Ce que le registre enregistre
| Identifiant du site | SSP001082301 |
|---|---|
| Statut | site dont la pollution est instruite par l'État |
| Commune | Mérignac |
| Département | Gironde |
| Instruction | En cours |
Ce que l'État en dit
1- HISTORIQUE
Le 11/10/2010, une salariée de l'entreprise détecte des odeurs suspectes dans l'eau provenant d'un robinet d'eau potable de l'établissement. L'exploitant a mis en œuvre les actions suivantes :
- interdiction de la consommation d'eau provenant du réseau d'eau potable,
- enquête auprès des entreprises voisines montrant que leurs alimentations en eau potable n'étaient pas également impactées,
- demande au laboratoire IPL d'analyses.
L'exploitant sollicite l'Agence Régionale de Santé (ARS) le 26/11/2010. Les analyses réalisées par IPL n'ont pas mis en évidence de non conformités quant aux concentrations par rapport aux valeurs guides de l'OMS et aux valeurs définies par l'arrêté du 11/01/2007 relatif aux limites et références de la qualité des eaux brutes et des eaux destinées à la consommation humaine. Toutefois, il a été avéré que la qualité de l'eau avait été altérée.
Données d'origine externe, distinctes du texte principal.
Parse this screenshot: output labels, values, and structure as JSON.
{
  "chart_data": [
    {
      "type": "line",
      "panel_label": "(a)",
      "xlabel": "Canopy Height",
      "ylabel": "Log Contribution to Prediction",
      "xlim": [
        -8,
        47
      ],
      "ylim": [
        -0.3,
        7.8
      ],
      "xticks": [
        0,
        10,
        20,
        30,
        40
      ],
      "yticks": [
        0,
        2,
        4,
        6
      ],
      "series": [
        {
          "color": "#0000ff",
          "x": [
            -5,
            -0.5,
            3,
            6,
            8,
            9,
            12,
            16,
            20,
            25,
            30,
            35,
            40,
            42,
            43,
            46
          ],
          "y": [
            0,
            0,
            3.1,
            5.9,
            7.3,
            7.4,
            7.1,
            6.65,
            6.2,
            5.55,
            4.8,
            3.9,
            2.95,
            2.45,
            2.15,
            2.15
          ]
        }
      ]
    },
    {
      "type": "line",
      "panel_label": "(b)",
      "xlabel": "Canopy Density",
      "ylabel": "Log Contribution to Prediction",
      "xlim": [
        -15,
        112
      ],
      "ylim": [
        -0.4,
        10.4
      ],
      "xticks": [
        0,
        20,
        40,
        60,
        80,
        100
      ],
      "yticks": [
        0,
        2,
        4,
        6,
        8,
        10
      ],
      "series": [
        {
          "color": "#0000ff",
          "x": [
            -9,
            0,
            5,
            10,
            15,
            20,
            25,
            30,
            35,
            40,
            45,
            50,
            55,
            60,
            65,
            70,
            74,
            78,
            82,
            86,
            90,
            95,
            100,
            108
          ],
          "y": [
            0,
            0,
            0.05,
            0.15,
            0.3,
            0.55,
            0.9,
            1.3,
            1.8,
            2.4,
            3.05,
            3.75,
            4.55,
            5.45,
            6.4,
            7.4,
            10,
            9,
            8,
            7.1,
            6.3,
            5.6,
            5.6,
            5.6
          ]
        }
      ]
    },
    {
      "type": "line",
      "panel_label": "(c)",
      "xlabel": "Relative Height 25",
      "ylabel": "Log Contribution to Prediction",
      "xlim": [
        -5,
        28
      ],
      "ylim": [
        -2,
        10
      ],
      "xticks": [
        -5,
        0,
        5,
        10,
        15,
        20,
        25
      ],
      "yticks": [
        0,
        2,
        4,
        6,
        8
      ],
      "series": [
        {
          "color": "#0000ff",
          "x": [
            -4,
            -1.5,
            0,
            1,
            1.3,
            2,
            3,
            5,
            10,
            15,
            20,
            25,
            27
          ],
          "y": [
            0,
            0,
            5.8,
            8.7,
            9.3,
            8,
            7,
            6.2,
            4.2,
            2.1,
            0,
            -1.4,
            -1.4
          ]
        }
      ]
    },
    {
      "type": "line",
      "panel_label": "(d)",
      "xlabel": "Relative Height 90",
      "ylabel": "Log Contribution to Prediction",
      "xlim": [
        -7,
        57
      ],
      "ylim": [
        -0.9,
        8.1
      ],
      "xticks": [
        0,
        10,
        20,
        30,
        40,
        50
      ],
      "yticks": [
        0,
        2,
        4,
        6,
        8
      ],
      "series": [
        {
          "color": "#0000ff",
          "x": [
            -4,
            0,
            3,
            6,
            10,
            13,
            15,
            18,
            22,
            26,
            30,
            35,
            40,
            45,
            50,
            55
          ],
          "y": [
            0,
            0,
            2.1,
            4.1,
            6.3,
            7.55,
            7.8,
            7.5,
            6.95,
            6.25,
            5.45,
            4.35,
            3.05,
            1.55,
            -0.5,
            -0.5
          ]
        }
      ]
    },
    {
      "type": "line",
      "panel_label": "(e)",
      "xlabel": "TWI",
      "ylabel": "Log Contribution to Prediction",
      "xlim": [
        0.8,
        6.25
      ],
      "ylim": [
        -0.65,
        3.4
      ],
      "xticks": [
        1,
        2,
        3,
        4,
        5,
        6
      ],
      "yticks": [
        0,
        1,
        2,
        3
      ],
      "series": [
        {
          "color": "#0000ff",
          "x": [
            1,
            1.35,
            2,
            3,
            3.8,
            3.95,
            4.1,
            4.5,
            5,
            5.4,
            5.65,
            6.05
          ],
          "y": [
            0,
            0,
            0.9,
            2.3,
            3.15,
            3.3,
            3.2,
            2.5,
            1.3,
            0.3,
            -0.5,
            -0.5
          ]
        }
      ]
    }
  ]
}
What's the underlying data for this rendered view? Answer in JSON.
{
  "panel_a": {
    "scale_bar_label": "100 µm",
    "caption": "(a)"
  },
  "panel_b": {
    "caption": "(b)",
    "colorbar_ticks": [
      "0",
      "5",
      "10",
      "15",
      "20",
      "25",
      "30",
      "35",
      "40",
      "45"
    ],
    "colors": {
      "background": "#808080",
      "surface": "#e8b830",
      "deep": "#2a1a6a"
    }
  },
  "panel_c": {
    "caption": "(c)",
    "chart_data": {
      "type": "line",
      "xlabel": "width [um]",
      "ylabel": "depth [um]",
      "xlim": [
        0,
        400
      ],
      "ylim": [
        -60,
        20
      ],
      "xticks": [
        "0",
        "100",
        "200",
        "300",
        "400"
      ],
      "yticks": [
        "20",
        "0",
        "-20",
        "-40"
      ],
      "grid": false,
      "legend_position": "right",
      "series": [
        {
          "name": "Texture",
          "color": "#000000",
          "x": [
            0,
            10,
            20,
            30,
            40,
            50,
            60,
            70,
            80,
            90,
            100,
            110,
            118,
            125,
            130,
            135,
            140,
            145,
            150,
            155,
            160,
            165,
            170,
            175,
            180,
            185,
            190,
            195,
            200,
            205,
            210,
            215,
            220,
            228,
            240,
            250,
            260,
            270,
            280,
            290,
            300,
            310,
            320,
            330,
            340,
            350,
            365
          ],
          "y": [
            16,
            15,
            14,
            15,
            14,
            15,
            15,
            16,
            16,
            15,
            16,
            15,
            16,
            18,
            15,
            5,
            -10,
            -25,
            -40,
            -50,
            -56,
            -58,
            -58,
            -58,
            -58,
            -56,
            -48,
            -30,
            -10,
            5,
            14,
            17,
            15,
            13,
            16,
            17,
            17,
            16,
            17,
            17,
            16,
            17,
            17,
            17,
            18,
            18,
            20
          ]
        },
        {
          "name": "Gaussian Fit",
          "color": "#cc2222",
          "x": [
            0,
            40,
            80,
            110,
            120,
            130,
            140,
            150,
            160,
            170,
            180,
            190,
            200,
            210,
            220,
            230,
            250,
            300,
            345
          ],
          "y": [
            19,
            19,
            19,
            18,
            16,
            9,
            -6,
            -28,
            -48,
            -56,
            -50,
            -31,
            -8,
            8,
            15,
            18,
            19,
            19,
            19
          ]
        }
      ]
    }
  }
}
Une visite d'inspection a eu lieu le 27/01/2011 afin d'identifier les raisons de cette contamination et les mesures mises en œuvre par l'exploitant afin de la traiter et d'éviter qu'elle ne se reproduise. L'exploitant a identifié la cause de cette altération : un déversement accidentel, en Juillet 2010, de 300 litres de xylène dans le quai de chargement (quai encaissé). Le produit déversé aurait alors percolé dans la canalisation d'alimentation en eau potable. Il est à noter que l'exploitant n'a pas été en mesure d'évaluer le volume récupéré.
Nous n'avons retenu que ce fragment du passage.